ALL: Look out! She’s gonna blow!!

> She knew that part well. It could only mean one thing. The one who had
> broken her heart last. Sure she’d had other heartbreaks before that, but
> it was him who had hurt her the worst.
> “Young eternal, but never to Olympus must be one. I guess somebody
> won’t live on Olympus, but I’m not quite sure who they mean on that one,”
> mumbled Herc, trying to solve the puzzle.

CROW: <Hercules> Quick, give me a six-letter word for
‘bastardizer of literature, folktales, and now mythology’!
TOM: Hmmmm... Disney, maybe?

> “Forever in the garden of love. Hmm. Any ideas, Herc?” asked Katira.
> “Nope. It didn’t make any sense to me either,” he answered. The
> couple got up, thanked the sybil, (paid her too) and then left.
> “So. It looks like we’re kind of stuck with each other,

MIKE: <Hercules> Well, more like stuck *to* each other. Was the duct
tape necessary?

> doesn’t it?” asked Katira slyly, looking at her new boyfriend lovingly.
> She was rather relieved to discover that Fate had brought them together,
> and it was okay for them to be in love, and the gods weren’t going to
> punish them for doing it.

CROW: ENH! Wrong! Smitesmitesmite...
TOM: Crow, you’re not a god.
CROW: Not *yet*, at least.

> “You might say that,” answered Herc, not really paying attention.
> Instead he was focusing on how he was going to choose between his two
> girlfriends.

MIKE: <Hercules> Hmm... eenie-meanie-miney-moe or coin toss?

> Melody interrupted his thoughts.

TOM: Melody?! Not *another* Hercules sig other, please!

> Katira had stopped, and was playing her flute again, her feet collecting
> gold coins.

CROW: Wow, Katira’s feet have a gold-attracting magnetic field!

> Katira really did seem to be a goddess, her dress shining in the sun,
> her flute enchanting the market-goers.

MIKE: “The market-goers shiver violently and explode!”
TOM: *Now* who’s kicking out the dweeb-reference jams?

> As she played, Herc figured that he would have to bring Meg and Katira
> together for him to choose,

CROW: That's great. Hey, everyone, let's take Romance 101 from
Hercules!

since he knew that if he was only with Meg
> when he chose, he’d pick Meg. It would be the same way if it was just
> Katira, he’d pick her.

MIKE: Hmm... picking the girl nearest you... would that be classified
as a marriage of convenience?

> Only if they were together would he be able to choose equally, although
> he wasn’t sure how the girls would take to meeting each other.

TOM: BUT THEY ALREADY KNEW EACH OTHER!!! LOOK AT WHAT YOU WROTE
BEFORE AND STICK TO IT, ERATO!!!! AGGGGGHHHHHHH!!!
(Tom’s head begins shooting sparks.)
CROW: Real shame, buddy.

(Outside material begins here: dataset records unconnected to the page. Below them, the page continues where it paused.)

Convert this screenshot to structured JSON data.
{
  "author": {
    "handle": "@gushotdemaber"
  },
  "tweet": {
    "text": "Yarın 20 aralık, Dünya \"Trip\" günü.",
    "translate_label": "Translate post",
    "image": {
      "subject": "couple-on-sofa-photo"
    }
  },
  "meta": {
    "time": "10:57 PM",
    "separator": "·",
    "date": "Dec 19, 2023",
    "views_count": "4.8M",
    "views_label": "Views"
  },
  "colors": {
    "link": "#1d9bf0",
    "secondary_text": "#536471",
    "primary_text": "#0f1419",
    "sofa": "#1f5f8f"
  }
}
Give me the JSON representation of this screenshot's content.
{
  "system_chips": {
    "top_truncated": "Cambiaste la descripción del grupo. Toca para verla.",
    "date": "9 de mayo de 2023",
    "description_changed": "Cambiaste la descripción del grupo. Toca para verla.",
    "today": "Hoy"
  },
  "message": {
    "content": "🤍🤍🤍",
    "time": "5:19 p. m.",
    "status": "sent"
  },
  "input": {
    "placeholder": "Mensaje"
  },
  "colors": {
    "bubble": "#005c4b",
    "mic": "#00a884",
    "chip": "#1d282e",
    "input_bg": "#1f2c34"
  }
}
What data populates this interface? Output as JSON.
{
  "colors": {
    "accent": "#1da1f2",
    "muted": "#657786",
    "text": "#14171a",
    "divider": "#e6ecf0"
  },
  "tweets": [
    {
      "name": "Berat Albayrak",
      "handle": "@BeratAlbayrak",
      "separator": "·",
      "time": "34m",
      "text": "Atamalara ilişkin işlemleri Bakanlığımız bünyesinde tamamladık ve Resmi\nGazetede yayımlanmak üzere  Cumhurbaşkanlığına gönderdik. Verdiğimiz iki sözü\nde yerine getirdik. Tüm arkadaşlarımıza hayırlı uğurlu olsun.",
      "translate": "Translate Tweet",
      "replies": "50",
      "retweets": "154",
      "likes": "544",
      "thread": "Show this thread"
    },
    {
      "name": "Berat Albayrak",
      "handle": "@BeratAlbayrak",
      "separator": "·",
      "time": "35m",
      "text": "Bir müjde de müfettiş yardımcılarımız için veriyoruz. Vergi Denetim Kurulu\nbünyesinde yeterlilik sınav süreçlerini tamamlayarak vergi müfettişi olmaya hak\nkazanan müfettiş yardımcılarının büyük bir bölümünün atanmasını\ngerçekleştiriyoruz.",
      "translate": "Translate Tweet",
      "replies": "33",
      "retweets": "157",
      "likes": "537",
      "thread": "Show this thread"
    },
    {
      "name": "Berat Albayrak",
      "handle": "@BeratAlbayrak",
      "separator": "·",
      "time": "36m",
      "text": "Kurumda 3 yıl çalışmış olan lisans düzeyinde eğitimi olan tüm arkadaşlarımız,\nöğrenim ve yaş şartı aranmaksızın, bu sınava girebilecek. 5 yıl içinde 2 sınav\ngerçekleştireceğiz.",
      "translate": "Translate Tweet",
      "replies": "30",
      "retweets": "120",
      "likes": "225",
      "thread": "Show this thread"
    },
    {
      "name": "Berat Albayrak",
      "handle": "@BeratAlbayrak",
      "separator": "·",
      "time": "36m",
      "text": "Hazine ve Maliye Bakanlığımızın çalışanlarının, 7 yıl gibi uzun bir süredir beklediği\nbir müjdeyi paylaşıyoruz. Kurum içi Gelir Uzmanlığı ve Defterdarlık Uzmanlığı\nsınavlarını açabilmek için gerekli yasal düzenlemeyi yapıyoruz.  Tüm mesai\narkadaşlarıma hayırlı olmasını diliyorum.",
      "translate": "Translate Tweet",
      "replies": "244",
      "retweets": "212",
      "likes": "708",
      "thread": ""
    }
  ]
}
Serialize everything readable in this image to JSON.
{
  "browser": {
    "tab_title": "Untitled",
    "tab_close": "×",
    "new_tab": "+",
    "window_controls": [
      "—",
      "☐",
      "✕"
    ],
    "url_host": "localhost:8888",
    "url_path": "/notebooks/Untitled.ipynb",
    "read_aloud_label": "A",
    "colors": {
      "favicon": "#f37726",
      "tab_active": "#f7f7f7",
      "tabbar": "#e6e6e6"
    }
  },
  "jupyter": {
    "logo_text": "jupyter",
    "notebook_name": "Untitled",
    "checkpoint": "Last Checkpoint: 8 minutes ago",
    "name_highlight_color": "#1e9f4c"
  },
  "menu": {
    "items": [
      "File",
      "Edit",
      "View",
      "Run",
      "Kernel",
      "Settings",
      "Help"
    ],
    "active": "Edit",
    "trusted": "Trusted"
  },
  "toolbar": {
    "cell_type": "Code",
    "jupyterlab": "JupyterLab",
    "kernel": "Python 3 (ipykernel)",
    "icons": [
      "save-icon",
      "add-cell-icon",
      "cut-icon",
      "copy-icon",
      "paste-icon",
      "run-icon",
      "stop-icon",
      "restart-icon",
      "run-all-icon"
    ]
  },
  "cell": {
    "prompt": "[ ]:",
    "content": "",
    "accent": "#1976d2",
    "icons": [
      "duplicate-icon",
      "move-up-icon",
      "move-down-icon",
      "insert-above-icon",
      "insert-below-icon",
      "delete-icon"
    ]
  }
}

There goes you head *and* there go those
RAMchips.
TOM: <with his head a bit charred but serviceable> Noooo! Mike, say
it ain’t so!
MIKE: ‘Fraid Crow’s right. Rules are rules. But you *will* receive
some lovely parting gifts.
(Mike begins to repair Tom’s head)

> They might hate each other for being the “other girl,” or they might
> become friends, not caring about how they stood with him. Yes, he was
> going to have to bring Katira to Thebes, hopefully not a problem since
> Katira was used to a nomadic lifestyle.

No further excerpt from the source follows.